Retired First Sgt. Terry Thompson, the Army Junior ROTC instructor at Ozark High School in Ozark Mo., was asked by his students if he would coach a precision team if they bought the equipment themselves. He told them, "If you do your part, I'll do mine and coach you."
"We applied for an NRA grant, but we didn't get it. That is why the kids did extra work to get the money for their own equipment," Brenda Thompson, Terry's wife, explained. Brenda helps Terry with the program. "Neither the program, nor the school paid for any of it. The students worked jobs and raised money for the rifles, clothing and anything else they needed---no fund raisers," she added. A good precision rifle can be more than $2,000 and another $500 for clothes and other stuff.
"This is the first year for our precision program. But we made that decision because it gave the kids more opportunity at scholarships."

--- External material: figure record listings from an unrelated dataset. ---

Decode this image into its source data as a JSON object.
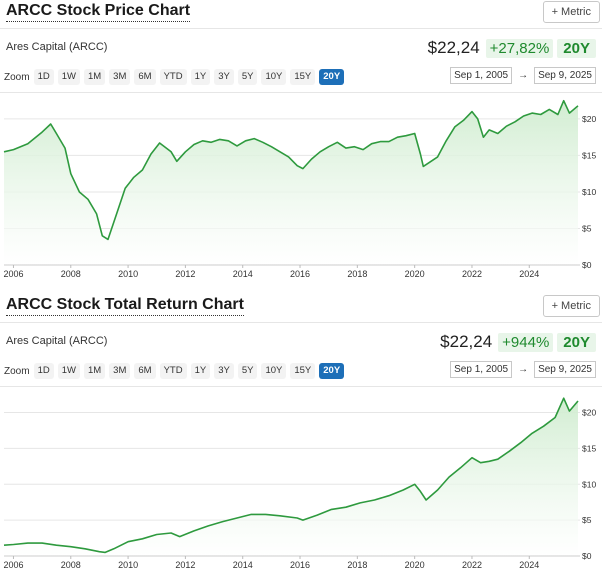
{
  "ui": {
    "metric_label": "+ Metric",
    "zoom_label": "Zoom",
    "zoom_buttons": [
      "1D",
      "1W",
      "1M",
      "3M",
      "6M",
      "YTD",
      "1Y",
      "3Y",
      "5Y",
      "10Y",
      "15Y",
      "20Y"
    ],
    "active_zoom": "20Y",
    "start_date": "Sep 1, 2005",
    "end_date": "Sep 9, 2025",
    "arrow": "→",
    "line_color": "#2e9a3e",
    "fill_color": "#e3f3e4"
  },
  "panels": [
    {
      "title": "ARCC Stock Price Chart",
      "subhead": "Ares Capital (ARCC)",
      "price": "$22,24",
      "change": "+27,82%",
      "period": "20Y"
    },
    {
      "title": "ARCC Stock Total Return Chart",
      "subhead": "Ares Capital (ARCC)",
      "price": "$22,24",
      "change": "+944%",
      "period": "20Y"
    }
  ],
  "chart_data": [
    {
      "type": "area",
      "title": "ARCC Stock Price Chart",
      "x_ticks": [
        "2006",
        "2008",
        "2010",
        "2012",
        "2014",
        "2016",
        "2018",
        "2020",
        "2022",
        "2024"
      ],
      "y_ticks": [
        "$0",
        "$5",
        "$10",
        "$15",
        "$20"
      ],
      "ylim": [
        0,
        23
      ],
      "x": [
        2005.67,
        2006.0,
        2006.5,
        2007.0,
        2007.3,
        2007.5,
        2007.8,
        2008.0,
        2008.3,
        2008.6,
        2008.9,
        2009.1,
        2009.3,
        2009.6,
        2009.9,
        2010.2,
        2010.5,
        2010.8,
        2011.1,
        2011.5,
        2011.7,
        2012.0,
        2012.3,
        2012.6,
        2012.9,
        2013.2,
        2013.5,
        2013.8,
        2014.1,
        2014.4,
        2014.7,
        2015.0,
        2015.3,
        2015.6,
        2015.9,
        2016.1,
        2016.4,
        2016.7,
        2017.0,
        2017.3,
        2017.6,
        2017.9,
        2018.2,
        2018.5,
        2018.8,
        2019.1,
        2019.4,
        2019.7,
        2020.0,
        2020.2,
        2020.3,
        2020.5,
        2020.8,
        2021.1,
        2021.4,
        2021.7,
        2022.0,
        2022.2,
        2022.4,
        2022.6,
        2022.9,
        2023.2,
        2023.5,
        2023.8,
        2024.1,
        2024.4,
        2024.7,
        2025.0,
        2025.2,
        2025.4,
        2025.7
      ],
      "y": [
        15.5,
        15.8,
        16.6,
        18.2,
        19.3,
        18.0,
        16.0,
        12.5,
        10.0,
        9.0,
        7.0,
        4.0,
        3.5,
        7.0,
        10.5,
        12.0,
        13.0,
        15.2,
        16.7,
        15.5,
        14.2,
        15.5,
        16.5,
        17.0,
        16.8,
        17.2,
        17.0,
        16.3,
        17.0,
        17.3,
        16.8,
        16.2,
        15.5,
        14.8,
        13.6,
        13.2,
        14.5,
        15.5,
        16.2,
        16.8,
        16.0,
        16.2,
        15.8,
        16.6,
        16.9,
        16.9,
        17.5,
        17.7,
        18.0,
        15.2,
        13.5,
        14.0,
        14.8,
        17.0,
        18.9,
        19.8,
        21.0,
        20.0,
        17.5,
        18.5,
        18.0,
        19.0,
        19.6,
        20.4,
        20.8,
        20.6,
        21.3,
        20.6,
        22.5,
        20.8,
        21.8
      ]
    },
    {
      "type": "area",
      "title": "ARCC Stock Total Return Chart",
      "x_ticks": [
        "2006",
        "2008",
        "2010",
        "2012",
        "2014",
        "2016",
        "2018",
        "2020",
        "2022",
        "2024"
      ],
      "y_ticks": [
        "$0",
        "$5",
        "$10",
        "$15",
        "$20"
      ],
      "ylim": [
        0,
        23
      ],
      "x": [
        2005.67,
        2006.0,
        2006.5,
        2007.0,
        2007.5,
        2008.0,
        2008.5,
        2009.0,
        2009.2,
        2009.5,
        2010.0,
        2010.5,
        2011.0,
        2011.5,
        2011.8,
        2012.3,
        2012.8,
        2013.3,
        2013.8,
        2014.3,
        2014.8,
        2015.3,
        2015.9,
        2016.1,
        2016.6,
        2017.1,
        2017.6,
        2018.1,
        2018.6,
        2019.1,
        2019.6,
        2020.0,
        2020.2,
        2020.4,
        2020.8,
        2021.2,
        2021.6,
        2022.0,
        2022.3,
        2022.6,
        2022.9,
        2023.3,
        2023.7,
        2024.1,
        2024.5,
        2024.9,
        2025.2,
        2025.4,
        2025.7
      ],
      "y": [
        1.5,
        1.6,
        1.8,
        1.8,
        1.5,
        1.3,
        1.0,
        0.6,
        0.5,
        1.0,
        2.0,
        2.4,
        3.0,
        3.2,
        2.7,
        3.5,
        4.2,
        4.8,
        5.3,
        5.8,
        5.8,
        5.6,
        5.3,
        5.0,
        5.7,
        6.5,
        6.8,
        7.4,
        7.8,
        8.4,
        9.2,
        10.0,
        9.0,
        7.8,
        9.2,
        11.0,
        12.3,
        13.7,
        13.0,
        13.2,
        13.5,
        14.6,
        15.8,
        17.1,
        18.1,
        19.3,
        22.0,
        20.2,
        21.6
      ]
    }
  ]
}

While Ozark, Mo., isn't just around the corner from Anniston, at least the Ozark team didn't have to travel as far as the team from Patch High School--a DOD school in Germany.
According to retired Sgt. 1st Class Raul Pinon, the Patch High School Junior ROTC instructor, it took more than $9,000 for the team to get here.
This is the first year for Pinon to be an Army instructor with this program. He took over after 1st Sgt. Jack Wayne retired last year.
"We raise funds for the money," he explained. "And the Cadets raised money bagging groceries in the commissary. We also get help from different organizations in exchange for volunteer services."
And like all the teams, they have to travel--around their area--to compete against other schools. So part of the expense that each school must plan for is the travel they must make to the different competitions.
"In Germany we have an East and West conference so we have to travel two to three hours to get to the different competitions sites."
But when all else fails, retired Maj. Randy Matney, the senior Army instructor at Wythe County Tech Center in Virginia, said he relies on a skill he learned in the Army.
"I learned diplomacy (on active duty) and out here you can use that skill. Especially with civic and veterans organizations," he explained. What Matney calls diplomacy others may call "public relations."
He goes to meetings of civic and veterans' organizations, like the Veterans of Foreign Wars and American Legion--any place where his smiling face would be recognized and inroads can be made.
"When the VFW needs volunteers to put flags on veterans' graves on Veterans Day, or if they need a color guard for something, my Junior ROTC Cadets volunteer to do it," he said.
In turn, those organizations help his programs with anything for which they don't have money.
"At the annual brigade (meeting), everyone recommended setting money aside for competitions, and the commander agreed and did it," he explained. "So the brigade covered the transportation and hotels and they arranged for some of the meals to be covered too."
So if all else fails, Matney said, "use diplomacy and a smile--I think it gets you more places."